Guenthner, Andrew J., Hess, David M., Cash, Jessica J.
Journal of polymer science 2010 v.48 no.4 pp. 396-410
dimensional stability, evaporation, molecular weight, momentum, polymers, solidification, solvents, surface area, viscoelasticity
The morphology of sparse filament networks formed during photopolymerization-induced phase separation of mixtures of NOA81 (a UV-curable thiol-ene adhesive) in mixed cosolvents consisting of water, diglyme, and polyethers of varying molecular weight was investigated as a function of the molecular weight and relative amount of the polyethers used.
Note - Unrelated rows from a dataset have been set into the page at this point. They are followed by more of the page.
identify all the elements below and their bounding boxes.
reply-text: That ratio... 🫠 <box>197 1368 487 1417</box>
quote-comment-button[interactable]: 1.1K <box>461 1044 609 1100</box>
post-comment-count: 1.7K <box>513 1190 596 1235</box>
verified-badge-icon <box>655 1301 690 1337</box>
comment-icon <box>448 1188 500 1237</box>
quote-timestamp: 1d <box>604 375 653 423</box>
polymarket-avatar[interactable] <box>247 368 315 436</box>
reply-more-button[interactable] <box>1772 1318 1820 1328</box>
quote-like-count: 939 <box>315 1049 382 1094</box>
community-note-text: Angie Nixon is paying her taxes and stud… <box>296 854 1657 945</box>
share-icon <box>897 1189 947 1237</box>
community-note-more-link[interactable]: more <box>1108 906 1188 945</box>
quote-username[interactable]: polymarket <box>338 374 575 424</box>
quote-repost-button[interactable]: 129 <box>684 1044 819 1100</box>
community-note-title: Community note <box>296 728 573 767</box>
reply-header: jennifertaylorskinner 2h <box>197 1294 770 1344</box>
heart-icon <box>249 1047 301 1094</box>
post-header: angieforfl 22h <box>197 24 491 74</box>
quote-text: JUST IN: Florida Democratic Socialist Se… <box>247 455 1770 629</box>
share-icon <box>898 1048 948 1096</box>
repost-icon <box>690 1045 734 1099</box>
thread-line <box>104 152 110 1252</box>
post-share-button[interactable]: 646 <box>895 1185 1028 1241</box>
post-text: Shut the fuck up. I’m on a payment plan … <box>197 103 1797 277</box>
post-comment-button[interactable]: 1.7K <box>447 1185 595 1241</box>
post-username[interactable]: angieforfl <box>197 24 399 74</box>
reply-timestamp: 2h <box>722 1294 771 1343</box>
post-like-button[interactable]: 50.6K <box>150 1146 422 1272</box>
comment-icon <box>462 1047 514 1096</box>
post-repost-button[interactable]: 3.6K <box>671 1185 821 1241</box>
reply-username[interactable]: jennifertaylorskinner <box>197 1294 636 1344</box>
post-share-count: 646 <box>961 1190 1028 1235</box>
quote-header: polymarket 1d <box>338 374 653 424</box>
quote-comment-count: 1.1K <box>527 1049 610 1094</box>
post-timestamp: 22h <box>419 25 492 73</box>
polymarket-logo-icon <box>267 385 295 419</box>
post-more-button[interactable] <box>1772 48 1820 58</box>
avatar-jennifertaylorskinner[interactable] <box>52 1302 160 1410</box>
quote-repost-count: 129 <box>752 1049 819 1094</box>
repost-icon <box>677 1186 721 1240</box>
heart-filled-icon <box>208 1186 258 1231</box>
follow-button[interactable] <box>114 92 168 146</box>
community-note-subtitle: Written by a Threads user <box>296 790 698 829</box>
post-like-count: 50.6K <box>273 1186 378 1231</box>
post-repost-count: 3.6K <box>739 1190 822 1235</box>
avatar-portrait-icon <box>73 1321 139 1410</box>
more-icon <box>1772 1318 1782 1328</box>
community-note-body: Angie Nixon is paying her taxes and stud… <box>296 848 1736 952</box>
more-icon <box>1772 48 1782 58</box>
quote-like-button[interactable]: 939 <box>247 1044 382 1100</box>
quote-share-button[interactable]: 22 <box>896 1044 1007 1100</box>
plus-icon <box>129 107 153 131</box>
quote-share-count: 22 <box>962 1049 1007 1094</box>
During photopolymerization (50 mW/cm⁻² of 365 nm radiation for 60 s) of solutions containing 5 wt % NOA81 and a total oligo-ether or polyether to water ratio of 8:1 by weight, viscoelastic phase separation produced a sparse network of interconnected NOA81 filaments. During the subsequent evaporation and/or solidification of the solvents, the network compacted significantly via a collapse process that was curtailed by increasing both the weight fraction and molecular weight of the nonvolatile polyether. The influence of mass and momentum transport processes on the collapse of the phase-separated network and the resultant final morphology was determined with the aid of dimensional analysis, leading to the identification of sedimentation and compaction driven by the motion of the interface as key factors. The networks exhibiting the least collapse combine a high level of interconnectivity and specific surface area with a low occupied volume fraction while being fabricated via a simple, template-free process.